Gusts between 30 and 40 mph are anticipated as far west as the Interstate 95 corridor from Delaware to Maine.

The winds can break small tree limbs and knock some of the changing leaves off the trees in New England, with sporadic power outages possible in southeastern New England.

The persistent winds will also aggravate seas along the coast and offshore.

Expect the long-duration storm to cause powerful surf and beach erosion from northeastern North Carolina to southern Maine. Because rip currents are forecast to be frequent and strong, people should stay out of the surf.

a man flying a kite on the beach © Provided by Accuweather, Inc
A man watches the surf as heavy seas come ashore during a nor'easter in Wintrhrop, Mass., Saturday, March 3, 2018. (AP Photo/Michael Dwyer)

Offshore seas may build to 30 feet or higher due to the strong, stalled storm. Crews and passengers of large vessels should be prepared for stormy conditions or avoid traveling through waters off the mid-Atlantic and New England coasts until the storm moves away and seas subside later this weekend.

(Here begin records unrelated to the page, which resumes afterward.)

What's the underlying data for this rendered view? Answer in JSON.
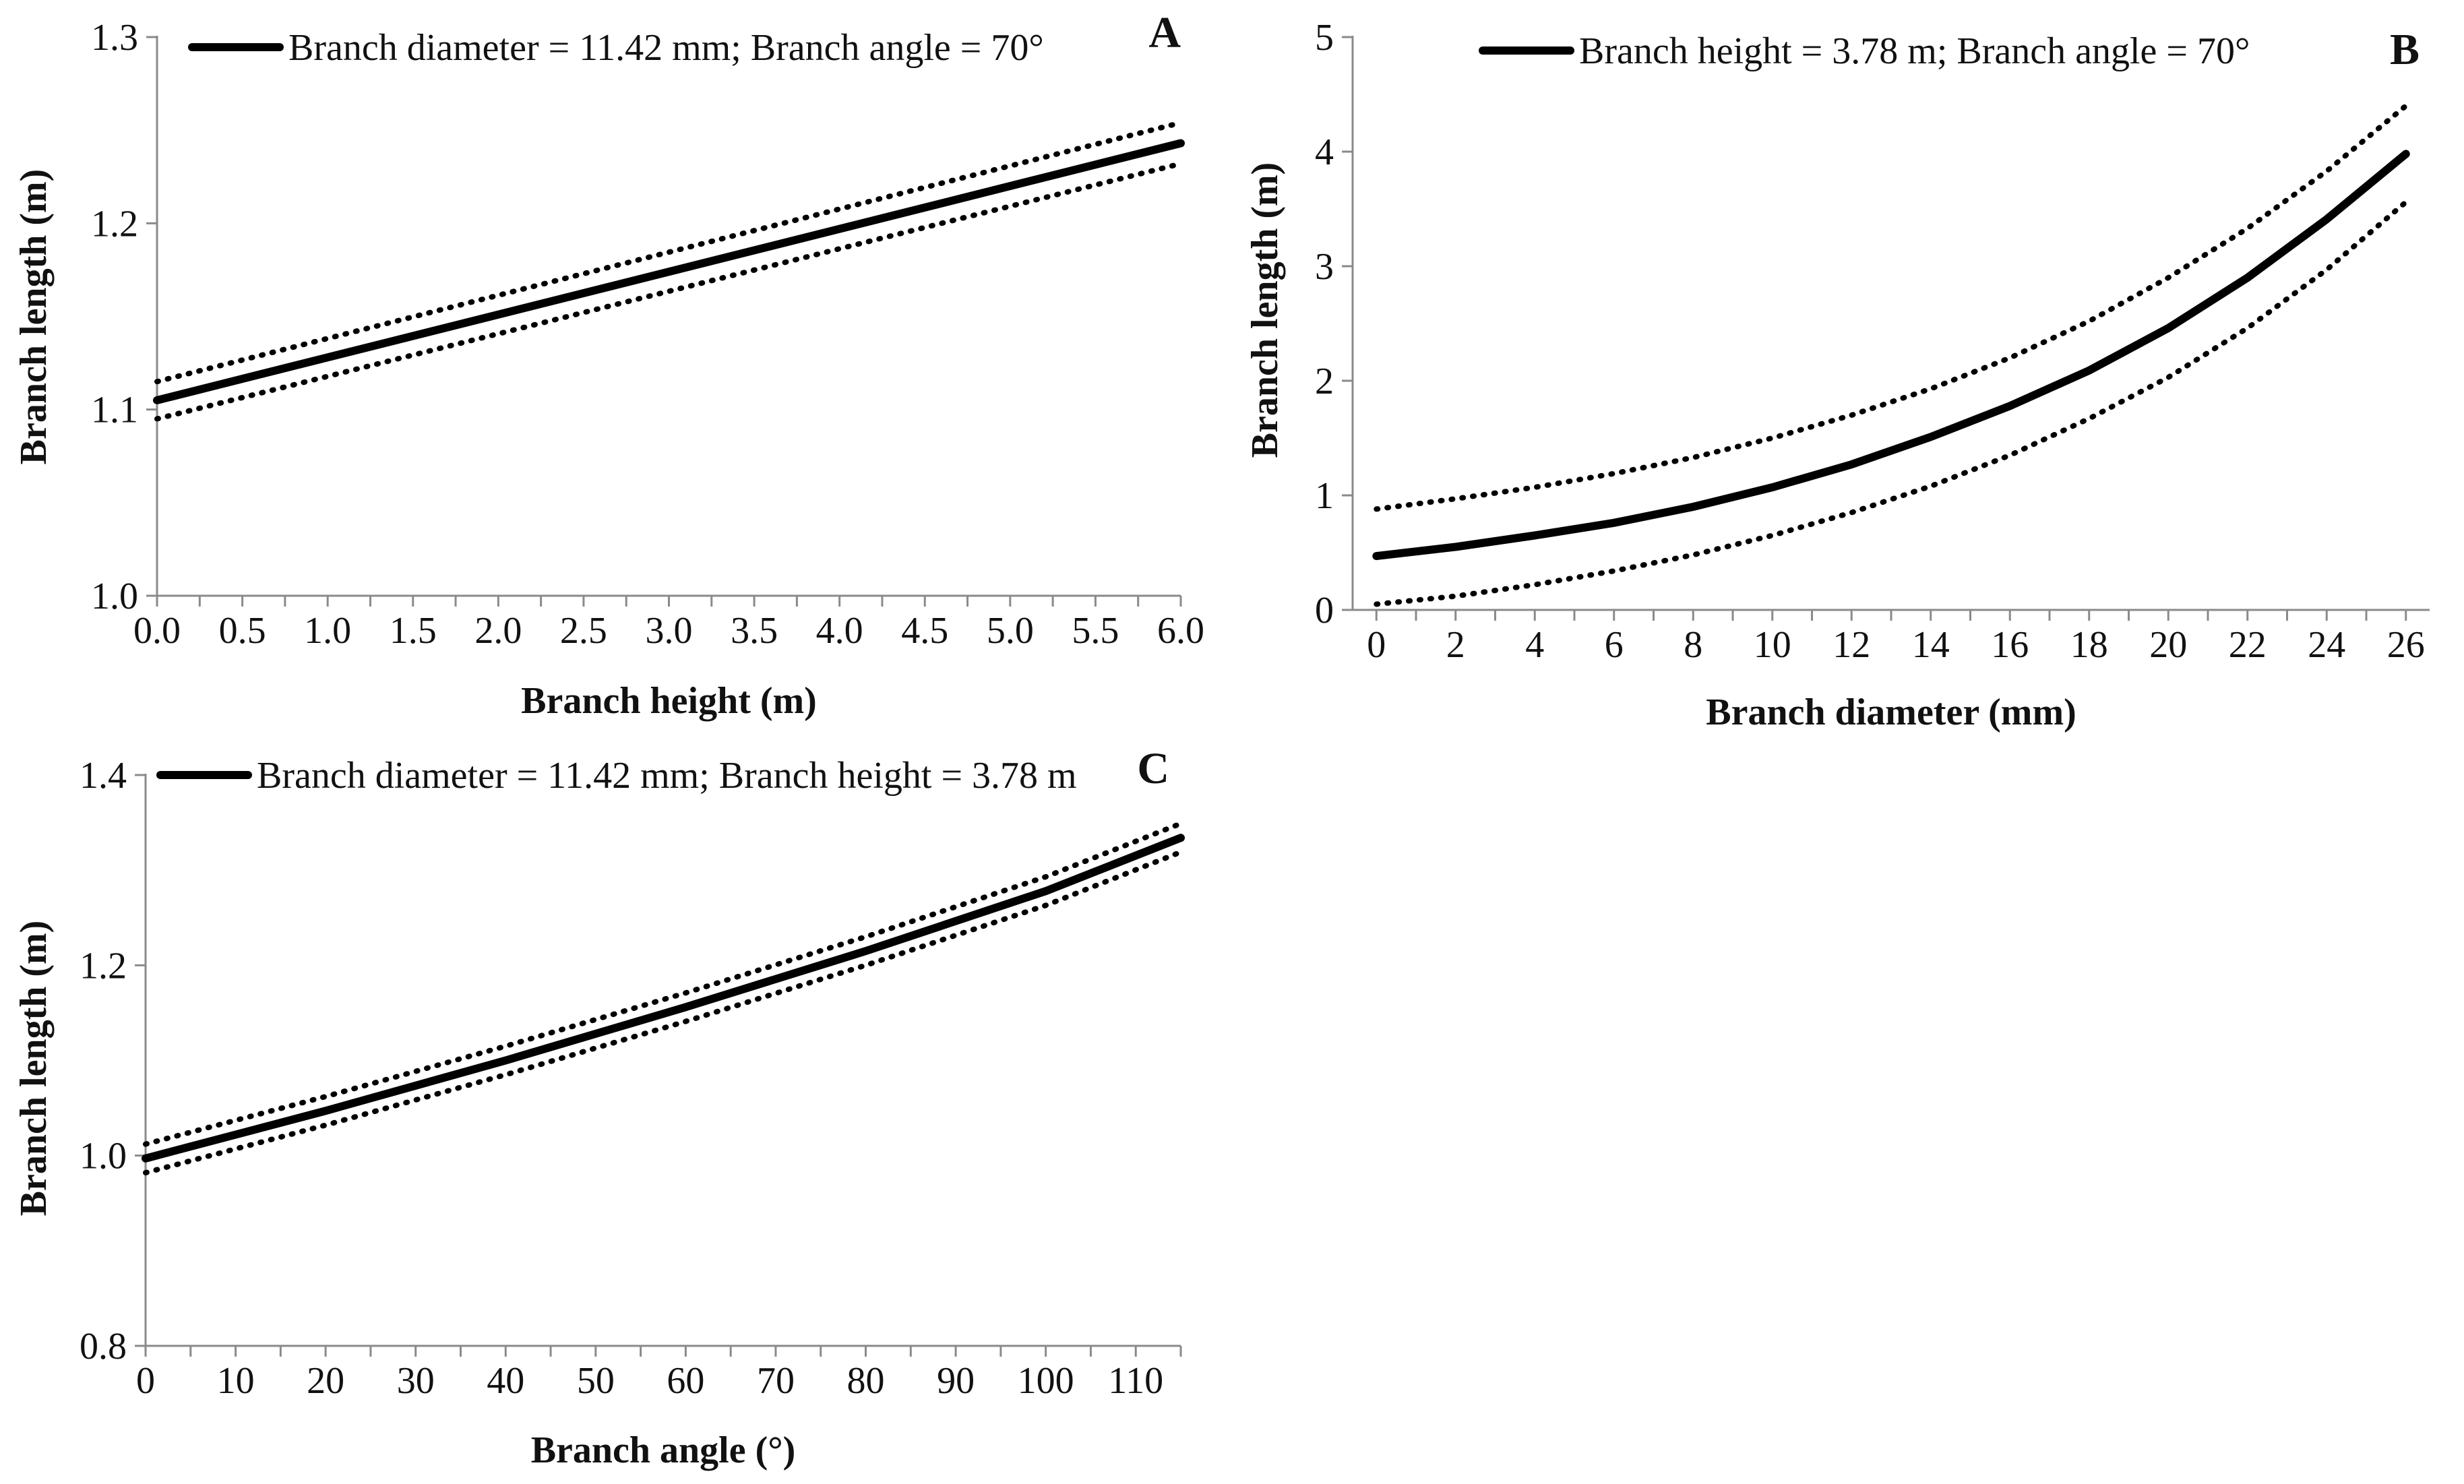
{
  "chart_data": [
    {
      "type": "line",
      "panel": "A",
      "legend": "Branch diameter = 11.42 mm; Branch angle = 70°",
      "xlabel": "Branch height (m)",
      "ylabel": "Branch length (m)",
      "xlim": [
        0,
        6
      ],
      "ylim": [
        1.0,
        1.3
      ],
      "xticks": [
        "0.0",
        "0.5",
        "1.0",
        "1.5",
        "2.0",
        "2.5",
        "3.0",
        "3.5",
        "4.0",
        "4.5",
        "5.0",
        "5.5",
        "6.0"
      ],
      "xtick_values": [
        0,
        0.5,
        1,
        1.5,
        2,
        2.5,
        3,
        3.5,
        4,
        4.5,
        5,
        5.5,
        6
      ],
      "minor_x_step": 0.25,
      "yticks": [
        "1.0",
        "1.1",
        "1.2",
        "1.3"
      ],
      "ytick_values": [
        1.0,
        1.1,
        1.2,
        1.3
      ],
      "series": [
        {
          "name": "prediction",
          "style": "solid",
          "x": [
            0,
            6
          ],
          "y": [
            1.105,
            1.243
          ]
        },
        {
          "name": "upper CI",
          "style": "dotted",
          "x": [
            0,
            6
          ],
          "y": [
            1.115,
            1.254
          ]
        },
        {
          "name": "lower CI",
          "style": "dotted",
          "x": [
            0,
            6
          ],
          "y": [
            1.095,
            1.232
          ]
        }
      ]
    },
    {
      "type": "line",
      "panel": "B",
      "legend": "Branch height = 3.78 m; Branch angle = 70°",
      "xlabel": "Branch diameter (mm)",
      "ylabel": "Branch length (m)",
      "xlim": [
        -0.6,
        26.6
      ],
      "ylim": [
        0,
        5
      ],
      "xticks": [
        "0",
        "2",
        "4",
        "6",
        "8",
        "10",
        "12",
        "14",
        "16",
        "18",
        "20",
        "22",
        "24",
        "26"
      ],
      "xtick_values": [
        0,
        2,
        4,
        6,
        8,
        10,
        12,
        14,
        16,
        18,
        20,
        22,
        24,
        26
      ],
      "minor_x_step": 1,
      "yticks": [
        "0",
        "1",
        "2",
        "3",
        "4",
        "5"
      ],
      "ytick_values": [
        0,
        1,
        2,
        3,
        4,
        5
      ],
      "series": [
        {
          "name": "prediction",
          "style": "solid",
          "x": [
            0,
            2,
            4,
            6,
            8,
            10,
            12,
            14,
            16,
            18,
            20,
            22,
            24,
            26
          ],
          "y": [
            0.47,
            0.55,
            0.65,
            0.76,
            0.9,
            1.07,
            1.27,
            1.51,
            1.78,
            2.09,
            2.46,
            2.9,
            3.41,
            3.98
          ]
        },
        {
          "name": "upper CI",
          "style": "dotted",
          "x": [
            0,
            2,
            4,
            6,
            8,
            10,
            12,
            14,
            16,
            18,
            20,
            22,
            24,
            26
          ],
          "y": [
            0.88,
            0.97,
            1.07,
            1.19,
            1.33,
            1.5,
            1.7,
            1.93,
            2.2,
            2.52,
            2.9,
            3.33,
            3.83,
            4.4
          ]
        },
        {
          "name": "lower CI",
          "style": "dotted",
          "x": [
            0,
            2,
            4,
            6,
            8,
            10,
            12,
            14,
            16,
            18,
            20,
            22,
            24,
            26
          ],
          "y": [
            0.05,
            0.12,
            0.22,
            0.34,
            0.48,
            0.65,
            0.85,
            1.08,
            1.35,
            1.67,
            2.03,
            2.46,
            2.97,
            3.56
          ]
        }
      ]
    },
    {
      "type": "line",
      "panel": "C",
      "legend": "Branch diameter = 11.42 mm; Branch height = 3.78 m",
      "xlabel": "Branch angle (°)",
      "ylabel": "Branch length (m)",
      "xlim": [
        0,
        115
      ],
      "ylim": [
        0.8,
        1.4
      ],
      "xticks": [
        "0",
        "10",
        "20",
        "30",
        "40",
        "50",
        "60",
        "70",
        "80",
        "90",
        "100",
        "110"
      ],
      "xtick_values": [
        0,
        10,
        20,
        30,
        40,
        50,
        60,
        70,
        80,
        90,
        100,
        110
      ],
      "minor_x_step": 5,
      "yticks": [
        "0.8",
        "1.0",
        "1.2",
        "1.4"
      ],
      "ytick_values": [
        0.8,
        1.0,
        1.2,
        1.4
      ],
      "series": [
        {
          "name": "prediction",
          "style": "solid",
          "x": [
            0,
            20,
            40,
            60,
            80,
            100,
            115
          ],
          "y": [
            0.997,
            1.047,
            1.1,
            1.156,
            1.215,
            1.278,
            1.334
          ]
        },
        {
          "name": "upper CI",
          "style": "dotted",
          "x": [
            0,
            20,
            40,
            60,
            80,
            100,
            115
          ],
          "y": [
            1.012,
            1.062,
            1.115,
            1.171,
            1.23,
            1.293,
            1.349
          ]
        },
        {
          "name": "lower CI",
          "style": "dotted",
          "x": [
            0,
            20,
            40,
            60,
            80,
            100,
            115
          ],
          "y": [
            0.982,
            1.032,
            1.085,
            1.141,
            1.2,
            1.263,
            1.319
          ]
        }
      ]
    }
  ]
}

With winds from the northeast along the New England and upper mid-Atlantic coasts, flooding at times of high tide is expected.

Since the storm will hover over sufficiently warm water, it may transition to a tropical or subtropical system later this week. Since astronomical tides will build into this weekend due to the approach of the full moon, coastal flooding can be significant, especially along the north- and east-facing shoreline at times of high tide into Saturday.

There are some similarities to the Halloween Storm, otherwise known as the 'Perfect Storm' from 1991, including the way the storm will take shape and its slow-moving nature. However, this week's system will be much smaller and less intense than the 1991 storm.

Tides in many cases are likely to be 2-3 feet above normal but could be locally higher. Areas prone to taking on water from Delaware to New Hampshire during moderate coastal flooding events, such as from nor'easters, are likely to flood due to this storm.

Following the storm making a loop offshore into Friday, the system is forecast to spin away during this weekend. Essentially, the big snowstorm over the central United States will help to kick the storm out to sea.

a close up of a map © Provided by Accuweather, Inc

Rain will end from west to east later Friday to Saturday across the mid-Atlantic and then southeastern New England. However, breezy conditions with rough surf may linger along the coast.

Rain and gusty winds will develop then race away across the Maritime Provinces, as well as Newfoundland and Labrador, Canada, this weekend.

Meanwhile, areas from the central Appalachians to the eastern Great Lakes and northern New England can expect an extended spell of dry weather due to the developing atmospheric traffic jam associated with the slow-moving storm.